At one point we were walked around together and I saw some cool bracelets. I was examining them when I felt a gust of winds. I looked up to see where the girls were and in the distance I thought I saw Mr. Jaids staring at me. He was in a dark hoodie his head shaved close, he almost looked like someone else but I knew that glare. He was no longer keeping up appearance...not like on the TV or the Lawyer. I knew he wanted to hurt me, I was so freaked out I peed myself and back into one of the displays sending bracelet and beads everywhere.
Judy and Reign rushed over to me and I slowly signed what happened to them. Judy was able to get it. Reign gave me a sweater to hide the fact that I peed myself. The shop keeper was mad about me knocking over her display but Judy gave her some money and we just left. When we got home Eon saw I was upset. He wanted to know everything I told him I was just looking at bracelets and thought I saw him but I began to have doubts what if I'd imagined it. His hair was different...I guess.
Eon called Mr. Nix and he looked into it. Apparently he had an alibi that he was out of town. Still if I ever saw him I needed to message him at once...it would help to have witness. They'd gotten a restraining order but someone would need to catch him violating it to be arrested.
I wanted to believe I didn't see him there that after everything he wasn't following me...but I didn't know. I couldn't trust myself. I told Eon I was so unsure but he told me whether he was there or not it was okay to feel upset. I was embarrassed I peed myself. Eon told me it was nothing to be embarrass about he did it sometimes with his seizures. He was amazing...so kind and sweet to me, he was such a my pillar through all of this. Honestly I don't know what I would have done without him. I tried to support him and help him the best I could.
I began to help out around the ranch. One day the police gave my family some of my stuff back. My brother brought it over along with some mail my family had been keeping. There were some letters from my mom. I didn't open them but I didn't tear them up. I just put them in a drawer. I opened my other mail and learned I'd just barely passed my my equivalency test. The drug trial Eon was on wanted him to take more tests.
He'd missed some chances already and they were talking about removing him from the trail if he couldn't give them more data. We found out when the next one was coming up and I helped him study like mad. He got into the next test and a few weeks later we found out he'd passed. We were so happy we all celebrated. We began to talk more about what we wanted to do once I had recovered enough.
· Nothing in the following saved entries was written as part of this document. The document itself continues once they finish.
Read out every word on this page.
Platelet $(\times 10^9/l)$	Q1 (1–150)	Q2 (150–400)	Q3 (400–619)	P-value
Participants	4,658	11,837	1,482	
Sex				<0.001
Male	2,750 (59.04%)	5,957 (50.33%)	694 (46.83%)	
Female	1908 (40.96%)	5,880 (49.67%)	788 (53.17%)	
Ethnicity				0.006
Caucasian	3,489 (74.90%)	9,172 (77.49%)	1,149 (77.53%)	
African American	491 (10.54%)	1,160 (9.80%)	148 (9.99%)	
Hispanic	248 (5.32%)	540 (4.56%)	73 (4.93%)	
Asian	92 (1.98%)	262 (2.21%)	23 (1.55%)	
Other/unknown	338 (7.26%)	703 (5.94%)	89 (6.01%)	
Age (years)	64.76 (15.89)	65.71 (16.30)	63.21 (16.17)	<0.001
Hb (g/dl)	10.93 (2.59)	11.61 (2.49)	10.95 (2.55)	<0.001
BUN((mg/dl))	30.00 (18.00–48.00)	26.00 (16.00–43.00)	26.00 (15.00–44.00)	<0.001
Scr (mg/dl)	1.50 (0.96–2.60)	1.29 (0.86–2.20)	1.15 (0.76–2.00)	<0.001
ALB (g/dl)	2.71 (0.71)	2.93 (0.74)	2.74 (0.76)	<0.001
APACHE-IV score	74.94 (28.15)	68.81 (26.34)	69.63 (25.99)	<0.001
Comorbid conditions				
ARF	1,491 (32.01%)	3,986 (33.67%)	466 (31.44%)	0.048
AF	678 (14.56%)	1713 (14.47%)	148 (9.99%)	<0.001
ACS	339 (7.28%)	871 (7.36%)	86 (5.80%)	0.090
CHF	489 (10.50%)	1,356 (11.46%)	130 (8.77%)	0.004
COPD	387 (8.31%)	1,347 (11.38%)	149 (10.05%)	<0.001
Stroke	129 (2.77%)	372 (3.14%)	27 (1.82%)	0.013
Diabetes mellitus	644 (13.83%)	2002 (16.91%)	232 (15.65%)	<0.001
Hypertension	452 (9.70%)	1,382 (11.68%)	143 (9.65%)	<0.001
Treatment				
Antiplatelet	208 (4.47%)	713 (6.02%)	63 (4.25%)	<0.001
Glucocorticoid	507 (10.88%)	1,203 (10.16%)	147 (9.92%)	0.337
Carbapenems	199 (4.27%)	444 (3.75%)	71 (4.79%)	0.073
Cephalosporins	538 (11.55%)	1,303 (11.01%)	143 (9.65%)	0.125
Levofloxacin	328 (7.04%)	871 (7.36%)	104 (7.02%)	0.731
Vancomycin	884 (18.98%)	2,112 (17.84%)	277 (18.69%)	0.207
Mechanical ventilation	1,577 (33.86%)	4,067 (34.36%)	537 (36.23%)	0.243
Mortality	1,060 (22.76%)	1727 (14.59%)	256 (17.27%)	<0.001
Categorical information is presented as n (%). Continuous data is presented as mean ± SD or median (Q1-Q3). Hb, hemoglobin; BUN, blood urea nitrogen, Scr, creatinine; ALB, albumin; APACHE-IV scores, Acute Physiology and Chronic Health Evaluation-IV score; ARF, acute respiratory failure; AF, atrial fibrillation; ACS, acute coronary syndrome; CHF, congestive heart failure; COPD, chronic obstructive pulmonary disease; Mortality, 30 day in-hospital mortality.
Chad visited often and mentioned he had some family who had a beach practice. Maybe we could all take trip for the summer. I'd never been to the beach and thought it would be a great idea. Maybe we could look for jobs there. We decided to make a week long tirp. Chad said Judy and Reign wanted to come. Reign was hoping Mr. Nix would join us and even asked him. His ears turned a bit red and he said he'd check when his next vacation time was. I thought it would be nice to be with them all and just have a great vacation. Eon said it would be the first of many to come.